If you have to describe your music in three words, what would they be?
Freedom. I don’t want to say weird, but I guess being that free can be weird… In a good way. Ahh, dirty, and raw.
Who are your role models in music from back in the days?
Back to the whole Orange County thing, when you’re a kid living in that area, you grab on to any bit of culture you’re lucky enough to get exposed to. I grew up watching movies like Beat Street and Kids, while listening to Wu-Tang. I was kinda of amazed; drawn to city life, even though i knew nothing about it. It inspired me, and i was into a mix of everything from hiphop, punk.. b-boying, skateboarding.

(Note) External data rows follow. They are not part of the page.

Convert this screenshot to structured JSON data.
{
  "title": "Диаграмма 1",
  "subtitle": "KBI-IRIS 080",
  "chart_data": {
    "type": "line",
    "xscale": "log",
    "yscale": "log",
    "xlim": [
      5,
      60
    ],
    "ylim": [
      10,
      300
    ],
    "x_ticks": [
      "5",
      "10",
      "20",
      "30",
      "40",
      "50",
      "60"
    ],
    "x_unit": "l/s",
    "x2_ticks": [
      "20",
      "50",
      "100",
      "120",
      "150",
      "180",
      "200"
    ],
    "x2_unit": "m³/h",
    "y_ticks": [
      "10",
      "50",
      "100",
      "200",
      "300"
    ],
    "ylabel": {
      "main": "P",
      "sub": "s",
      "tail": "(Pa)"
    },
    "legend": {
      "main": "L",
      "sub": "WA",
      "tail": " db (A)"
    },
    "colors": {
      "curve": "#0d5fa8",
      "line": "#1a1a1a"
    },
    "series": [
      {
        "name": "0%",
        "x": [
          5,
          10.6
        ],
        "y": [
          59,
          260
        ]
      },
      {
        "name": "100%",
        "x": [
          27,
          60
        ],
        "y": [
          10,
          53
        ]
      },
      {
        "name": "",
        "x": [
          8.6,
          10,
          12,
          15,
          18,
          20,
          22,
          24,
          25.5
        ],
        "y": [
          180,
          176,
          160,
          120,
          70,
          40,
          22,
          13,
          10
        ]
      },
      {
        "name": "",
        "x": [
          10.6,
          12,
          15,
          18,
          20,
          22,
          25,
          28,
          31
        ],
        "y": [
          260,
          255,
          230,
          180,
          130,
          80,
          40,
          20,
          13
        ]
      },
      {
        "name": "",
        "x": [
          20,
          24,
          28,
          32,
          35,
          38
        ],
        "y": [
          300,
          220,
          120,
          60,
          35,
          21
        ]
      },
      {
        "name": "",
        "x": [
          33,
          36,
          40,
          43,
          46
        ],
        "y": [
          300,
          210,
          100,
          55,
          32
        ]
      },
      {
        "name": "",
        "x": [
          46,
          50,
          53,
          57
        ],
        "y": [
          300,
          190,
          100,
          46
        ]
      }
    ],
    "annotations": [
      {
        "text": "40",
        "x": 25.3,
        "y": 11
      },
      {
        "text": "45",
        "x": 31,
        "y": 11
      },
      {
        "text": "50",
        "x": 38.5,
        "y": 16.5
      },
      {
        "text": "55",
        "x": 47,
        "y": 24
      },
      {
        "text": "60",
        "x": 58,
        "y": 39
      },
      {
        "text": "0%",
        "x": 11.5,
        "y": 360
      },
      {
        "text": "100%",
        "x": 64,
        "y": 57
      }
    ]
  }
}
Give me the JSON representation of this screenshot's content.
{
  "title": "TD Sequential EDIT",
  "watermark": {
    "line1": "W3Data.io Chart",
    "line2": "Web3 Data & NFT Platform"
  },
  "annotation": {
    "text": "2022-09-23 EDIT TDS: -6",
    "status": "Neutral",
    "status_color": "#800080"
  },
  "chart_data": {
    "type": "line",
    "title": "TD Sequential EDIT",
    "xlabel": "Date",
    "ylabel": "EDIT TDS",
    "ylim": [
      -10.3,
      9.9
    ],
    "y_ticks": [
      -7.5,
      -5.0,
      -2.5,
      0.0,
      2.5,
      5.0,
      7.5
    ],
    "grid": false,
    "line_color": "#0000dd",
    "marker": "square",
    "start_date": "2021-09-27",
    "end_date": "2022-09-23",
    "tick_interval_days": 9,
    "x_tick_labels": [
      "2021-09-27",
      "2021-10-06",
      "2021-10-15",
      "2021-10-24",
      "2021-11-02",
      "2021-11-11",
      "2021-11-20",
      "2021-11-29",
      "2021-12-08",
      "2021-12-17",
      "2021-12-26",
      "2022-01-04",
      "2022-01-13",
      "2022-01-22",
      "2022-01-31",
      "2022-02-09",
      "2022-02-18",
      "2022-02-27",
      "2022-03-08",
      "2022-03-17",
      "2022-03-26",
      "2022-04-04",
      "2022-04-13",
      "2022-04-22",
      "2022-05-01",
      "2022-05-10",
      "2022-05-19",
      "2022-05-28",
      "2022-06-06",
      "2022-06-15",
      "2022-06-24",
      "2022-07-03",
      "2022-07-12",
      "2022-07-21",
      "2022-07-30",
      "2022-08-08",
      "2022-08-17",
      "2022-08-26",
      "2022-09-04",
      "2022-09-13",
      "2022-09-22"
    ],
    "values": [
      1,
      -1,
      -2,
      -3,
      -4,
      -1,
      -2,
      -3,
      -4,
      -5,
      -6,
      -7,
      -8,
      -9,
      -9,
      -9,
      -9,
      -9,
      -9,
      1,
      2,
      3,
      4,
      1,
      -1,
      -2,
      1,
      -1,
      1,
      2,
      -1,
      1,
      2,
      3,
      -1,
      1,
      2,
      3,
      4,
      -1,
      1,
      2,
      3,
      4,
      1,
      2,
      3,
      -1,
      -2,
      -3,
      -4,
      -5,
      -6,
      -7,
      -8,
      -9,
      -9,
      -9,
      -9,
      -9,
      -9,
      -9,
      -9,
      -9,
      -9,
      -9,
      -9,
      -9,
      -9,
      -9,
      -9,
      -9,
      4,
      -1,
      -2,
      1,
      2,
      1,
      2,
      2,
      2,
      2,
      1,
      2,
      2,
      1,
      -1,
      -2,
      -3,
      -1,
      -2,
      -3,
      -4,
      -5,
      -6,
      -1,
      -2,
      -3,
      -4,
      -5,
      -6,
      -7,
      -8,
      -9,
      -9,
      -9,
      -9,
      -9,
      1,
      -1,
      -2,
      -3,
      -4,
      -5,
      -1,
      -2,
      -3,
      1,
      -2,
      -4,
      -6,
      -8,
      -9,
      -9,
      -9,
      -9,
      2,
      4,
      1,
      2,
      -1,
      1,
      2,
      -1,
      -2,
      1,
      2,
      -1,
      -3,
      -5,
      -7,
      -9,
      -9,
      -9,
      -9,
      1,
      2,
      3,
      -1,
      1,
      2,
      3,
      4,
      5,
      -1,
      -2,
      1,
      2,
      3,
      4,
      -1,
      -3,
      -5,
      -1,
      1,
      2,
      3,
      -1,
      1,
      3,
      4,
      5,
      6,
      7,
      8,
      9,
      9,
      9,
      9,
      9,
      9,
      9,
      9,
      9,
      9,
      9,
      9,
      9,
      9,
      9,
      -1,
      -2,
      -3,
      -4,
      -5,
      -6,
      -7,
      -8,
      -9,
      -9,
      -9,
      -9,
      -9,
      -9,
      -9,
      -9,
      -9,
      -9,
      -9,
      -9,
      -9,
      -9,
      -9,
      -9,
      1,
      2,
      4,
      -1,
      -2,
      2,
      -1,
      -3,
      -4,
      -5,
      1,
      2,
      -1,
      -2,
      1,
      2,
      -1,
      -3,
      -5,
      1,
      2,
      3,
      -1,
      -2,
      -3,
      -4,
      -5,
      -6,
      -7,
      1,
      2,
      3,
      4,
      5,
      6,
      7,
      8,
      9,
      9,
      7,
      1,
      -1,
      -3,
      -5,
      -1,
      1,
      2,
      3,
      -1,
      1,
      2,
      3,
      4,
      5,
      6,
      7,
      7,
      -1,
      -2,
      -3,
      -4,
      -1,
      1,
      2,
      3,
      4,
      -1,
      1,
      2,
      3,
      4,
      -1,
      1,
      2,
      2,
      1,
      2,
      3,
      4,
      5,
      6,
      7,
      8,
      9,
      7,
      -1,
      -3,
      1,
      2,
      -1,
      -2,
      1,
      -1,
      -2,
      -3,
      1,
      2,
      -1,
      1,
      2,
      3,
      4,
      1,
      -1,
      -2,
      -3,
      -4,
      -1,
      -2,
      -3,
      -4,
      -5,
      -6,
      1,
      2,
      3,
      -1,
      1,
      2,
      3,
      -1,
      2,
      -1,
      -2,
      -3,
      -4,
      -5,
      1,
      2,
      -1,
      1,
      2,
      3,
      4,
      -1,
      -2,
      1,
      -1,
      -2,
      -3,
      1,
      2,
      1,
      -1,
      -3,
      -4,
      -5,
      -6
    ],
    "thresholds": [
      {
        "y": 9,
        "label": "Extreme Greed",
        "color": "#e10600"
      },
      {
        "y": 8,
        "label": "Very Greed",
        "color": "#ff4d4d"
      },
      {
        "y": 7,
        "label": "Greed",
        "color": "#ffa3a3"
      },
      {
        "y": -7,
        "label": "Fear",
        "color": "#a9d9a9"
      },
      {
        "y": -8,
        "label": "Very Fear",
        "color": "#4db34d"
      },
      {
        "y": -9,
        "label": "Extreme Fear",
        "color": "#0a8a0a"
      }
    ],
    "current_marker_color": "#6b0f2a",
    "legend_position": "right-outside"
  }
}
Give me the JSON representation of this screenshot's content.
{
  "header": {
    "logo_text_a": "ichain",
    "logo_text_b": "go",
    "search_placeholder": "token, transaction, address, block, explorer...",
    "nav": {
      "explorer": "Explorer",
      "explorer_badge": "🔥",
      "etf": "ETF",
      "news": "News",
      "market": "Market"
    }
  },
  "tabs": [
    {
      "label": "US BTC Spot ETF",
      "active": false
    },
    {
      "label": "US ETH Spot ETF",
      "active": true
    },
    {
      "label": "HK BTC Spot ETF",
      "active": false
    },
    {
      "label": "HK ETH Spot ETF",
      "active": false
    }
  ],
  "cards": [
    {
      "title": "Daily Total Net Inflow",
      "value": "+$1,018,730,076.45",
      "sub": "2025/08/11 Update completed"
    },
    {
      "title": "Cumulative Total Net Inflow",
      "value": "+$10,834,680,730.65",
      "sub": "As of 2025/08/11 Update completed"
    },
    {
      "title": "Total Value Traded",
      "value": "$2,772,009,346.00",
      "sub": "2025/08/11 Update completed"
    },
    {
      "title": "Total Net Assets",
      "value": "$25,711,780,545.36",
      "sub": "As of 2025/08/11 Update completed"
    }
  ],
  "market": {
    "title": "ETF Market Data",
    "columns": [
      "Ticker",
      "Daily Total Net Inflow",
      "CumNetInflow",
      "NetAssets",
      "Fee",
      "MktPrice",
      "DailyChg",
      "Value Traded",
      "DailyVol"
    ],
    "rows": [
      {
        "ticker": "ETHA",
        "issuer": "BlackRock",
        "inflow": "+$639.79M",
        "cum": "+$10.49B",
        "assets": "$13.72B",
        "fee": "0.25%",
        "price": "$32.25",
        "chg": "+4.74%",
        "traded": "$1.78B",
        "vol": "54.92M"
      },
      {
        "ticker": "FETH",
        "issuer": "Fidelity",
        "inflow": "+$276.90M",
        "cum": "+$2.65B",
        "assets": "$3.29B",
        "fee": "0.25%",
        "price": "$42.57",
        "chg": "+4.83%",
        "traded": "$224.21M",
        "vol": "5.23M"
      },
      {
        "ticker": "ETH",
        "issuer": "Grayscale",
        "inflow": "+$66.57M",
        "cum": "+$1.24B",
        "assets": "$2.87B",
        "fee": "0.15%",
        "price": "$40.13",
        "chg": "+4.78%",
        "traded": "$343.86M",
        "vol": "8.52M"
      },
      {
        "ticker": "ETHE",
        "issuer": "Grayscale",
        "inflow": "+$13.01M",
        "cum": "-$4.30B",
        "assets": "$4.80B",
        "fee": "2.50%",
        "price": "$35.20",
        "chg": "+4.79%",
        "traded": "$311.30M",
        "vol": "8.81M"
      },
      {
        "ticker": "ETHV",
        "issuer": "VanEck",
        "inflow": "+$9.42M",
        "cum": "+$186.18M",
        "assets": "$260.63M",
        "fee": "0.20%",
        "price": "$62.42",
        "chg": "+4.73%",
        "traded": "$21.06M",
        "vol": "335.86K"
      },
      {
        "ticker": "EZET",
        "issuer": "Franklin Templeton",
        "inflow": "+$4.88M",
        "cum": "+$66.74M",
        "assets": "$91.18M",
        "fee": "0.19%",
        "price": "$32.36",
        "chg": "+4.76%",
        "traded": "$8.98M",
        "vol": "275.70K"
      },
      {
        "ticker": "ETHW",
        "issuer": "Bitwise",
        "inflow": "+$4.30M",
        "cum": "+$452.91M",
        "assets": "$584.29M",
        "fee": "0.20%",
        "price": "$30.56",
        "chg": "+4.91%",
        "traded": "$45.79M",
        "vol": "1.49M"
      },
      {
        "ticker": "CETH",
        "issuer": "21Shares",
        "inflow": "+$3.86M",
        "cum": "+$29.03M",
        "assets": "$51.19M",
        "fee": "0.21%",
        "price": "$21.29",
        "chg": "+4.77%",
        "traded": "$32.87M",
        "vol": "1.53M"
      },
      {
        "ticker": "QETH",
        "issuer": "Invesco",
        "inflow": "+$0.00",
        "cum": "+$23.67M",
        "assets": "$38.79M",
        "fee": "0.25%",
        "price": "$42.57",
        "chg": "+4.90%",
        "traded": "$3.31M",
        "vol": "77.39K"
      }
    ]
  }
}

What genre would you consider your music to be?
I can’t really say what genre. Its really a combination of everything, with a hip hop approach. I like psychedelic music, beats, hiphop, jazz to even pop and r&b. Essentially when you break it down, it’s electronic music, which is a much broader spectrum these days.
Do you see yourself as a role model nowadays?
I never really thought about it like that, but its definitely gratifying to hear that I have played a role in inspiring some.
What ‘new’ artists draw your attention that we should def check out?
Co.Fee. He’s always been one of my favorites, a bit under the radar right now. Jonwayne, off course, he’s just a genius in my book. This band called Feeding People whom I’ve worked with, the lead singer Jessie Jones is actually on the new Free The Robots record. The Soulection label, I really dig their sound as a whole. Leaving Records on the left field tip, for my left field moods… Kutmah and his new Izwid projects… The Burger Records label. There’s so much music right now, it’s insane.
What are your future plans and do you got anything else to say?
After I working with Feeding People I started collaborating with Jessie, the lead singer, and we want to do a whole project together. I also have some unfinished Psych / Ska type recordings with Ikey Owens that we’ve been waiting to finish. He was actually on one of the tracks of Control Alt Delete. I’m working on the new Free the Robots record as well. It’s planned for a release this year.